From: Jeff King <peff@peff.net>
To: "Michał Kiedrowicz" <michal.kiedrowicz@gmail.com>
Cc: git@vger.kernel.org
Subject: [PATCH 4/5] diff-highlight: match multi-line hunks
Date: Mon, 13 Feb 2012 17:36:36 -0500 [thread overview]
Message-ID: <20120213223636.GD19521@sigill.intra.peff.net> (raw)
In-Reply-To: <20120213222702.GA19393@sigill.intra.peff.net>
Currently we only bother highlighting single-line hunks. The
rationale was that the purpose of highlighting is to point
out small changes between two similar lines that are
otherwise hard to see. However, that meant we missed similar
cases where two lines were changed together, like:
-foo(buf);
-bar(buf);
+foo(obj->buf);
+bar(obj->buf);
Each of those changes is simple, and would benefit from
highlighting (the "obj->" parts in this case).

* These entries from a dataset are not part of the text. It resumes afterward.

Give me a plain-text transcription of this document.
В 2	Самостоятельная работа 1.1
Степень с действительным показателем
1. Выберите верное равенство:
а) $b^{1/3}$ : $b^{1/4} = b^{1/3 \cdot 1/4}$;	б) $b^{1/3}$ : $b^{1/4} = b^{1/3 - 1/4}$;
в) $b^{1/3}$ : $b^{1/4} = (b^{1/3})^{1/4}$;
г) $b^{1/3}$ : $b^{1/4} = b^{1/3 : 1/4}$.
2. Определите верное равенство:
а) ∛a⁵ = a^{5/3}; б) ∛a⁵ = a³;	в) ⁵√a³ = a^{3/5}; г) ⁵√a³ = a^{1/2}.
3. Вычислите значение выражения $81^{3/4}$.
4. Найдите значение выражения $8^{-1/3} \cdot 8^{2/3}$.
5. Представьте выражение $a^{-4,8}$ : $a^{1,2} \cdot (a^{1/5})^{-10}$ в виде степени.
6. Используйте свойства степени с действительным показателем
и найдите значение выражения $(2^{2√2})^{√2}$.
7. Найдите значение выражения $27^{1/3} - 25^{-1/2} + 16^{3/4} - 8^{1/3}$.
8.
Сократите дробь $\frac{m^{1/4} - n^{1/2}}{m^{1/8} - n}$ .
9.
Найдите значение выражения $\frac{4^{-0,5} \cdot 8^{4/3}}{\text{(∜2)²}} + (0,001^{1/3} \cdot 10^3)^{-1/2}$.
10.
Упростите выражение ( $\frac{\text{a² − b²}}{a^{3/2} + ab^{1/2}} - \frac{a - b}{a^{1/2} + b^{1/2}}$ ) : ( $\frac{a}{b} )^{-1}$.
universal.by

This patch considers whole hunks at a time. For now, we
consider only the case where the hunk has the same number of
removed and added lines, and assume that the lines from each
segment correspond one-to-one. While this is just a
heuristic, in practice it seems to generate sensible
results (especially because we now omit highlighting on
completely-changed lines, so when our heuristic is wrong, we
tend to avoid highlighting at all).
Based on an original idea and implementation by Michał
Kiedrowicz.
Signed-off-by: Jeff King <peff@peff.net>
---
Same attribution statement applies as to patch 2 (in fact, patches 1 and
3 could be attributed to you, too).
This version has the missing documentation fixes. The implementation is
a little different than yours. I rearranged the parsing in a manner that
was a little more obvious to me, and I pulled out the "don't highlight
if the number of lines don't match" case into its own conditional, which
makes it more obvious where to work if somebody wants to try doing
something fancier.
contrib/diff-highlight/README | 16 ++++---
contrib/diff-highlight/diff-highlight | 70 ++++++++++++++++++++-------------
2 files changed, 52 insertions(+), 34 deletions(-)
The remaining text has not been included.